Nun hört man aber aus Fußballkreisen, dass UEFA und FIFA die Sommerturniere in den nächsten Jahren sogar noch weiter aufpeppen könnten. Platini würde dann eine EM-Endrunde mit 64 Ländern und FIFA-Boss Sepp Blatter eine WM-Endrunde mit 128 Nationen durchführen, wird gemunkelt. Gibt es überhaupt 64 Länder in Europa? Falls nicht, wird man das Problem schon irgendwie lösen. Katalonien will sich ja praktischerweise gerade ohnehin mal wieder selbständig machen, Flamen und Wallonen spielen grundsätzlich lieber gegen- als miteinander, Bayern und Sachsen sind längst Freistaaten und das Saarland hatte unter dem Auswahltrainer Helmut Schön ja mal eine eigene Nationalmannschaft und spielte beispielsweise auch gegen die Bundesrepublik Deutschland. Da ist also einiges machbar.
Natürlich hätte dies alles Folgen: So müsste etwa bei einem WM-Turnier mit 128 Mannschaften von Anfang Mai bis Ende September gespielt werden. Oder so. Das hieße, die Abstellungsperiode der FIFA begänne Anfang April. Berücksichtigt man dann noch Platinis Champions-League-Finale Ende März, würden die einheimischen Ligen pünktlich zum Ende des Winters ihre Meister und Pokalsieger küren. Die Übergabe einer Meisterschale in München also im Schneetreiben? Zumindest denkbar.
Da die Spieler nach dem Ende solcher Mammut-Turniere ihren wohlverdienten Urlaub benötigen, könnte außerdem erst ab Mitte November der Ligabetrieb wieder aufgenommen werden. Fast die ganze Saison fände also in der kalten Jahreszeit statt. Selbstverständlich auch über Weihnachten und Neujahr in englischen Wochen, was für die Belastung der Spieler aber kein Problem wäre, da es ja keine Qualifikationsspiele mehr geben müsste. Jedes Land wäre für das jeweilige Endturnier automatisch qualifiziert, höchstens die ganz Schlechten müssten in eine Vorquali. Weil die Stadionbesucher ohnehin in den Planungen der Macher keine nennenswerte Rolle mehr spielen, werden deren Belange auch nicht weiter berücksichtigt. T-Shirt-Wetter im Stadion? Das war einmal. Aber Hauptsache, der Rubel rollt. Wer sein kühles Bier unter warmer Sonne trinken will, soll eben eine WM oder EM besuchen - außer in diesem Jahr, denn in Südafrika herrscht im Juni bekanntlich... der Winter.

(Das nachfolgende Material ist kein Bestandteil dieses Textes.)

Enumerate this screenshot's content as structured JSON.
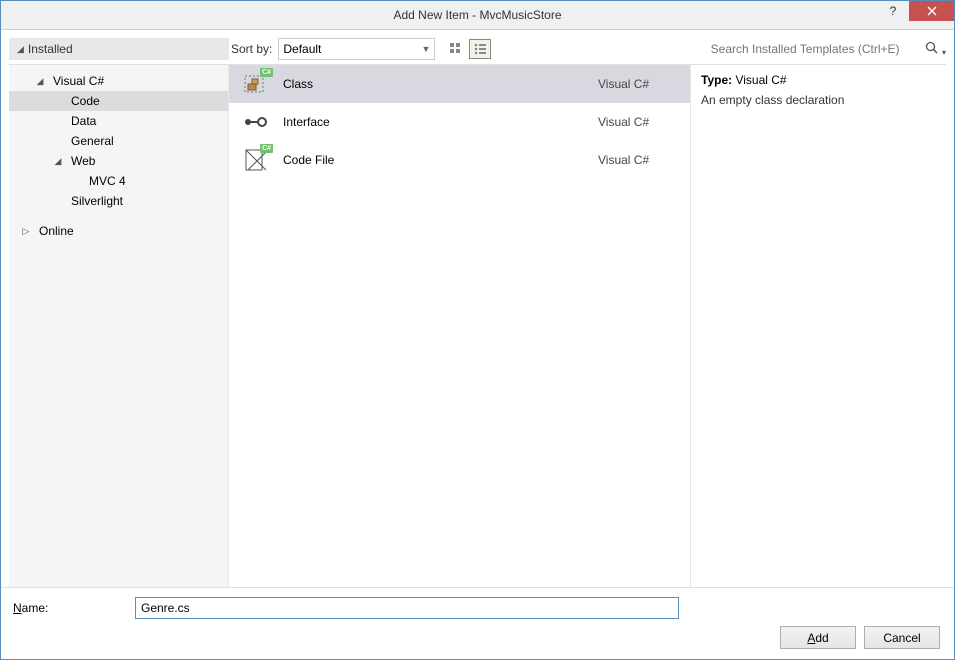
{
  "title": "Add New Item - MvcMusicStore",
  "sidebar": {
    "header": "Installed",
    "items": [
      {
        "label": "Visual C#",
        "expanded": true,
        "level": 1
      },
      {
        "label": "Code",
        "expanded": null,
        "level": 2,
        "selected": true
      },
      {
        "label": "Data",
        "expanded": null,
        "level": 2
      },
      {
        "label": "General",
        "expanded": null,
        "level": 2
      },
      {
        "label": "Web",
        "expanded": true,
        "level": 2
      },
      {
        "label": "MVC 4",
        "expanded": null,
        "level": 3
      },
      {
        "label": "Silverlight",
        "expanded": null,
        "level": 2
      }
    ],
    "online": "Online"
  },
  "sortby": {
    "label": "Sort by:",
    "value": "Default"
  },
  "search": {
    "placeholder": "Search Installed Templates (Ctrl+E)"
  },
  "templates": [
    {
      "name": "Class",
      "lang": "Visual C#",
      "selected": true,
      "icon": "class"
    },
    {
      "name": "Interface",
      "lang": "Visual C#",
      "selected": false,
      "icon": "interface"
    },
    {
      "name": "Code File",
      "lang": "Visual C#",
      "selected": false,
      "icon": "codefile"
    }
  ],
  "description": {
    "type_label": "Type:",
    "type_value": "Visual C#",
    "text": "An empty class declaration"
  },
  "name_field": {
    "label_prefix": "N",
    "label_rest": "ame:",
    "value": "Genre.cs"
  },
  "buttons": {
    "add_prefix": "A",
    "add_rest": "dd",
    "cancel": "Cancel"
  }
}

Aber was machen die Blatters und Platinis dieser Welt, falls sich das mit den zuletzt wieder strengeren Wintern nun doch als neuer Trend erweisen sollte und nicht als Ausnahme? Zwar würden Freunde gepflegter Schneeballschlachten dann auch in den Stadien wieder vermehrt und nicht nur mal gelegentlich auf ihre Kosten kommen, aber bevor viele Stadionbesucher möglichweise doch einmal die Lust auf Dauer-Fußball im Winter verlieren würden, käme die ganz große Lösung in Betracht: Man könnte doch ganz Europa der Einfachheit halber überdachen! Der Trend zu beheizten Stadien wie zum Beispiel in Leverkusen oder Kerkrade oder komplett geschlossen Arenen wie auf Schalke oder in Düsseldorf existiert ja als Zwischenschritt ohnehin schon. An dem Wetterproblem arbeiten Blatter und Platini intern längst. Und so wie sie bisher schon vieles durchsetzen konnten, werden sie die Jahreszeiten letztendlich auch flächendeckend in den Griff bekommen, von Lissabon bis Novosibirsk. Wetten?
Aber war Vereinsfußball nicht ursprünglich auch einmal eine Sommersportart? Immerhin wurde der 1. FC Kaiserslautern mal an einem 15. Juni (!) Deutscher Meister. In Köln. 1991. Im Sommer also. Schöne Zeiten waren das damals.